Solar lights are fantastic: not only are you utilizing the sun’s power but you’re also improving safety and security. They come in a vast array of variations, and are available everywhere, but for Christmas, we recommend a motion detector solar light.

These simply light up an area whenever something moves within its radius. Intruders are instantly spotlighted, and homeowners are alerted that there’s someone on their property. If whoever you’re buying for has a pond or swimming pool, lights are vital to make sure no one has an accident at night.

Litom’s a solid make. These are deceptively small considering the amount of light they give off. They’re cheap too, but if the recipient places them strategically at a doorway or garage, effective enough to deter would-be criminals.

5. Shredder

Everybody needs a shredder. No, more than that — everybody needs a cross-cut shredder. Cross-cut shredders cut pieces diagonally, rendering anything you put in virtually unreadable. In this age of hacking and ransomware, you shouldn’t underestimate the importance of a good old shredder. Because plenty of important things need cutting up.

Credit card slots are ideal, but some further chop up CDs — more infrequently used, of course, but this is a present to last! Typically, the finer a shredder will cut, the better. Also consider measurements: will this be used in a workplace environment or be kept at home, and how does this affect the size you’re considering?

6. VPN Router

This could be the priciest item on the list, so you’ll want to save it for someone especially dear to you, or as a family gift. But as ever, it depends on which model you go for.

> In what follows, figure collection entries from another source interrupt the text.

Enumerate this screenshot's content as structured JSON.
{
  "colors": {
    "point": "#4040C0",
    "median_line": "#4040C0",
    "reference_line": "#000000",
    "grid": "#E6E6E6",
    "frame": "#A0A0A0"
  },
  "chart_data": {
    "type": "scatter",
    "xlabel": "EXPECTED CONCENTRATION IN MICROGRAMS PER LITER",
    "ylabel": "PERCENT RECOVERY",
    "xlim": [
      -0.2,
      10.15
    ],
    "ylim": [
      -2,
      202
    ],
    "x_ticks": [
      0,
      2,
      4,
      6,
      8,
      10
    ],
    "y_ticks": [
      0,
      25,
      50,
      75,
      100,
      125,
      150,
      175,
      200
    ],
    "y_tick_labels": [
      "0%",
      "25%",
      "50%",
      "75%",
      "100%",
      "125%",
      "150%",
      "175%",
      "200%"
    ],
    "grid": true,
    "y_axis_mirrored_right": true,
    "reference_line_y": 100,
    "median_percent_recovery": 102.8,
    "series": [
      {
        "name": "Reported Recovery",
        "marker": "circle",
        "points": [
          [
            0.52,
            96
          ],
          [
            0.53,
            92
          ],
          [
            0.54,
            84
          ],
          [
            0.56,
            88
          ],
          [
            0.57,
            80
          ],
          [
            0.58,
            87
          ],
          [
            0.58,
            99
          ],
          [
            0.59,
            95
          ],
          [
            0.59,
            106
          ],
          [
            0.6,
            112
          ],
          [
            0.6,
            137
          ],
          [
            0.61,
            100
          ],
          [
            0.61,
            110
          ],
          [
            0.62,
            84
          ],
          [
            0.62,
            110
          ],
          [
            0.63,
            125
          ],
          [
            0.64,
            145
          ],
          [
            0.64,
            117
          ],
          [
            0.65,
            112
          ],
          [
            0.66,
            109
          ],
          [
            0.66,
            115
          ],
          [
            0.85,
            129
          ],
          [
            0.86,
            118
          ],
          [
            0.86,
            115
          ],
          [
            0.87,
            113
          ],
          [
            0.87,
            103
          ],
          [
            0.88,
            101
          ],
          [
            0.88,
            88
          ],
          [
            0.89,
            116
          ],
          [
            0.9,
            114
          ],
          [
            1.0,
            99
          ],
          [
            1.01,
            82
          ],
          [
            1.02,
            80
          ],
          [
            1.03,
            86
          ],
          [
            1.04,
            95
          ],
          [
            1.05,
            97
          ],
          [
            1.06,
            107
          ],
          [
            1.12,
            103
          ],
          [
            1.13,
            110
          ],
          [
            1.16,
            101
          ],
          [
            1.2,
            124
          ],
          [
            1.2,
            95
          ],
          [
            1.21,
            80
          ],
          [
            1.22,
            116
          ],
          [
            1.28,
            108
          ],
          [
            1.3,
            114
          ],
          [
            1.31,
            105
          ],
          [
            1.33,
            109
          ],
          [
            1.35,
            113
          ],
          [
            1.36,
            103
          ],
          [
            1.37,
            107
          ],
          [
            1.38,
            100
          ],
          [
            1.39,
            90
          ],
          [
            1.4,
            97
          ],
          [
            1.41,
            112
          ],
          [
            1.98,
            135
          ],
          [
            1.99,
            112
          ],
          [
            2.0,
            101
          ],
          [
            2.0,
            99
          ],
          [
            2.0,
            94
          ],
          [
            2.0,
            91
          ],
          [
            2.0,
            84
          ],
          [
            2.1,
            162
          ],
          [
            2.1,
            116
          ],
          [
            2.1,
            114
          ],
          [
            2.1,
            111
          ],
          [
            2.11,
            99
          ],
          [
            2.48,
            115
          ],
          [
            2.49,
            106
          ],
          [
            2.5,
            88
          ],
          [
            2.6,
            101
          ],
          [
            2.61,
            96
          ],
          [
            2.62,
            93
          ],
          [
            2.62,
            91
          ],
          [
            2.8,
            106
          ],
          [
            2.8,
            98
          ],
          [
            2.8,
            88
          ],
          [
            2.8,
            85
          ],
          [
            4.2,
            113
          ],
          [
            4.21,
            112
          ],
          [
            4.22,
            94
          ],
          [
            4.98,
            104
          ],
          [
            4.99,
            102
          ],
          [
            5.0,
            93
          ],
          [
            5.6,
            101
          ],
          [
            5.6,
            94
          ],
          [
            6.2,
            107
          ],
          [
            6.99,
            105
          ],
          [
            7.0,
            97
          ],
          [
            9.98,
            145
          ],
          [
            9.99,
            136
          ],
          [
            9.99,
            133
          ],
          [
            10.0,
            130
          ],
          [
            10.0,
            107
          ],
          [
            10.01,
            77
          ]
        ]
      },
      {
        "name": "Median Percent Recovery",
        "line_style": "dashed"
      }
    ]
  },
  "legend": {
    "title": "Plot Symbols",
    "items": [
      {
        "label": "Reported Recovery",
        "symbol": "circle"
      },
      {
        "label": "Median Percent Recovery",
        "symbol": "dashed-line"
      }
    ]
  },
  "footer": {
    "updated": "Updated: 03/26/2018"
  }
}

It’ll also require a lot of research. Virtual private networks (VPN) afford a solid level of security by encrypting data sent between a computer and a website. Anyone who can intercept details sent on that connection cannot read it anyway. There are many VPN services available, including for free via the Opera browser

VPN routers give a whole household a high level of security. No need for individual installation on each device. Anything connecting to this router will use encryption. The receiver just needs to set it up and then everyone can browse the internet, hassle-free… in theory.

Shop around. Roqos is a dependable brand, and yet cheaper makes might also catch your eye. Shopping for routers should be a rare occurrence, so ask yourself whether it’s worth spending a bit more to achieve some longevity. And of course, are the recipients worth it?